Who should you vote for?

The next Finnish general election will take place this coming Sunday, 14.4.2019.

FinnishNews & Nordic Week was established just a short time after the 2015 Finnish election and has followed political developments since then by having its Editor in Chief attending the government’s press conferences.

Meeting ministers and top civil servants is an interesting experience because you soon get to know the characters. When speaking on and off the record in front of the press, it is relatively easy to draw conclusions about what they know and do not know. Some answer questions carefully, while others do not, and go off the question to talk positively about their own achievements.

This last four years has then established a clear ranking that the polls appear to reflect. 

The Center Party folk have been tried hard to hide their true intentions while talking up the huge cost savings of the healthcare reform and by repeating their mantra that the new counties will result in a more efficient and fairer management of social- and healthcare. They have not backed these claims by real numbers, or with solid arguments. IT costs, the high expenses of setting up of too many new counties, without any reduction of the number of municipalities, just create huge extra costs and gives them more political power. 

The Conservative Party have a fondness for spin doctors who write speeches that are filled with their many golden achievements. They have managed to privatise large parts of healthcare and other basic services on the understanding that they have accepted the Center Party “pork barrels”, i.e. the new counties without any reform or reduction of the municipalities. Privatisation has taken place like a stealth bomber. They have managed to help their friends in big business while selling the line that they too are improving cost efficiencies. They also claim to have reduced taxes, but over the last decades taxes in one form or another have not decreased and they are unlikely to do so in the future based on past performance. But if you keep repeating the mantra of lower public debt and lower taxes, people tend to believe that is and will be happening, even though that has never happened. Just look at Trumpland…   
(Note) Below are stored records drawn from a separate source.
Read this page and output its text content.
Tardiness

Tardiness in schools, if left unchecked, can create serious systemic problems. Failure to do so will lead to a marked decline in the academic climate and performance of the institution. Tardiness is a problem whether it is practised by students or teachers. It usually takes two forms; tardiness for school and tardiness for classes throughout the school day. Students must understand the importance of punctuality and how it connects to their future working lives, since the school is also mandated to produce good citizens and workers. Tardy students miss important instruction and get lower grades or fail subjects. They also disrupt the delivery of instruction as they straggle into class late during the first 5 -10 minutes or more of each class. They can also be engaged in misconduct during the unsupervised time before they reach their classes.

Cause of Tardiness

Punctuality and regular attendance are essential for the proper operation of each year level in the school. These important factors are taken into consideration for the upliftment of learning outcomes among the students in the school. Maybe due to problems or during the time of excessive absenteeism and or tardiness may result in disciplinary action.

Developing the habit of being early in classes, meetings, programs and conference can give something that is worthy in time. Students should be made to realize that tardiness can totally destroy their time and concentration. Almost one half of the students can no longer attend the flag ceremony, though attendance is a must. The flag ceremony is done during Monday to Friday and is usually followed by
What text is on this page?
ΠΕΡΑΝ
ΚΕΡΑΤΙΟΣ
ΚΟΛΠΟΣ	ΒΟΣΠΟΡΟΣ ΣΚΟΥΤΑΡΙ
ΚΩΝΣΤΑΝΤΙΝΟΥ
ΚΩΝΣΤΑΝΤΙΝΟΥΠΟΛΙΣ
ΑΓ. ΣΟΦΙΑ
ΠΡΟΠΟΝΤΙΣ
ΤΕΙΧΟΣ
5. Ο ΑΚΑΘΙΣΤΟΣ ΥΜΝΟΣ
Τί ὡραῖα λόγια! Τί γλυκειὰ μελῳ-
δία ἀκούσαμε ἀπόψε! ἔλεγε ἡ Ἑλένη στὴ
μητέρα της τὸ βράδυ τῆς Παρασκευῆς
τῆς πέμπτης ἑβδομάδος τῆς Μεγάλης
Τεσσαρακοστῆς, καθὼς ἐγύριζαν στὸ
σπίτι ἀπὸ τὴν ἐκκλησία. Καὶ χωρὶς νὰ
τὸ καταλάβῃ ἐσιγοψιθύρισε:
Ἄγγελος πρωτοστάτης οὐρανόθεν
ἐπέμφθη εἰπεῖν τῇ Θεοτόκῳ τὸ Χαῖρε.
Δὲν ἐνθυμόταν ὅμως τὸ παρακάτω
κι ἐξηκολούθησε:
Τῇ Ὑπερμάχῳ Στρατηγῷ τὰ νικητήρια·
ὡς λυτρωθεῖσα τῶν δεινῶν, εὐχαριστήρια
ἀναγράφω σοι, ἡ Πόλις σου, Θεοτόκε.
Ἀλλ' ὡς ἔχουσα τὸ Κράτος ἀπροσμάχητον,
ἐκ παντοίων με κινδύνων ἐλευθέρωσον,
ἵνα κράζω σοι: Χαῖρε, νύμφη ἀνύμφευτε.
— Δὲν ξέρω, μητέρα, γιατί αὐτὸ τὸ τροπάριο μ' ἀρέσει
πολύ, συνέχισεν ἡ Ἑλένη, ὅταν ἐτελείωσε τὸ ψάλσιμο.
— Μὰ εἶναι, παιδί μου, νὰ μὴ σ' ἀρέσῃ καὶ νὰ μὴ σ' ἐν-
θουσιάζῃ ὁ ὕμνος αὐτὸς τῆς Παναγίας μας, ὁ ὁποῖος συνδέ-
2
There is no need to comment on the True Finns and on the Future Blues because they just invent anything they like to keep their jobs. They float around with ideas that change over time to match the “now”. Their supporters are the typical Brexiteers and Trumpland folk who are sucked in to stories based on wild claims. Our education system has failed us here because it cannot stop the sort of hogwash that have little or nothing to do with reality.

Can we therefore trust the Social Democrats, the Greens and the Left? These larger parties have been in opposition the last four years and have not been seen in the same manner as those in the governing parties. The only answer is that the polls are signalling change, and that must be some kind of healthy sign, because competition is needed in politics. So, rule number one, is look at what has happened and consider ´what you really feel about Finland today…

… it is a fine country with a smart population that demands more than most countries from its political leadership. We have good schools, good healthcare and a good infrastructure without too much corruption. There is not much difference between the parties so in the end you will not be too disappointed nor too overjoyed. That is the compromise that all politicians have to make in coalition governments.